А Клава, убегая, вскоре и подвернула левую ногу – угодила ступня меж вспученных сосновых корней, утаённых бурой хвоей – упала и вольно ли, невольно ли Саню и крикнула. Испуганно окликала и потом, когда, вползши на сухую валёжину, стянув рыжий бродяжий башмак, потирала полымем горящую стопу. Тут парень и надыбал бедалажную…
Слушал её Саня, и глаза зло узились, зубы скрипели: «Убью, гада…»; а потом, пав на колени перед девой, бережно взяв её жаркую стопу, оглядел опухшую лодыжку, и когда Клава, укрыв плачущие глаза, стиснув зубы, застонала, её боль томительно вошла в парня…
А в небесной синеве …над их бедовыми головушками… плыли журавли; курлыкали, ворожа погожее бабье лето, и молодые, забыв боль, вслушались в курлыканье, гадая, что сулит им песня журавлиная: любовь иль разлуку…
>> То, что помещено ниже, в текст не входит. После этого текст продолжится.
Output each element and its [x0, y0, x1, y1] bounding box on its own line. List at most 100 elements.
Очнувшись, Саня задумался, как лечить девку… «Помочиться бы на тряпку да той тряпкой ногу обмотать, а сверху сухой тряпкой затянуть…», но постеснялся сказать и вспомнил, что мелькали вдоль просёлка листья мать-и-мачехи: от ушибов и вывихов – первейшее средство.
Коли девка и ступить не могла на правую ногу, то, опершись на парня, пыталась скакать на здоровой ноге, но куда ускачешь, коли на пути валёжины, чушачий багульник и топкий мох?! Взвалив на горбушку, чудом одолев нахлынувшее волнение, Саня поволок охромевшую Клаву и, мелкий перед дородной девкой, смахивал на муравья, влекущего груз вдвое больше себя. Когда выбившись из сил, запыхавшись, парень отдыхал, невольно, чтоб не упала, бережно обнимая Клаву, объятья высмотрела подруга и, скатившись с хребта на пустую заимку, смехом оповестила девок: мол, девчи, Саньку с Кланькой можно не ждать – обнимаются…
У дороги усадил Саня деву на сухой взгорок, распластал сатиновую рубаху на ленты и, облепив лодыжку листьями мать-и-мачехи, туго замотал и опять взвалил деву на горбушку, словно крапивный куль, набитый… ох, не сеном; ну, да своя ноша не в тягость.
Хвалились жёнки бабьим летом на Семён-день, а того бабы не ведали, что на дворе сентябрь, что весна да осень на пегой кобыле рысят, – погода переменчива: хоть и усталое, старчески вялое, но светило же солнце, а вдруг из-за хребта грянули тучи серыми волками, затмили свет, и заморосил, а затем полил как из ведра студёный дождь. А журавли пели погожее бабье лето… И когда Саня с Кланей, одетые по-летнему в суконные куртёшки, дотащились до брошенной заимки, то уже промокли до нитки и так озябли, что зуб на зуб на попадал. Чтобы переждать дождь, мало-мало обсохнуть, завернули в зимовье, рубленное в кондовую лапу, наспех и на смех, с разнобойно торчащими, трещиноватыми торцами. Уже который год пустует зимовье: обезлюдела заимка – но чудом выжили двери, окошко, а в самом зимовье чудом сбереглись нары, лавки, стол и кирпичная печь.
Лишь вошли в избу, сквозь окошки нагретую солнечным светом, Клава, которую бил озноб, невольно прижалась к Сане, тут и закружилась у парня голова… но Бог миловал, не согрешили до венца, вернее, до штампа в паспортах. Вскоре дождь стих, и тугой верховик разметал тучи, бабье солнышко осветило заимку, сосновую хребтину, овсяное поле, и Саня опять взвалил деву на спину, поволок до села, да так… под венец и приволок.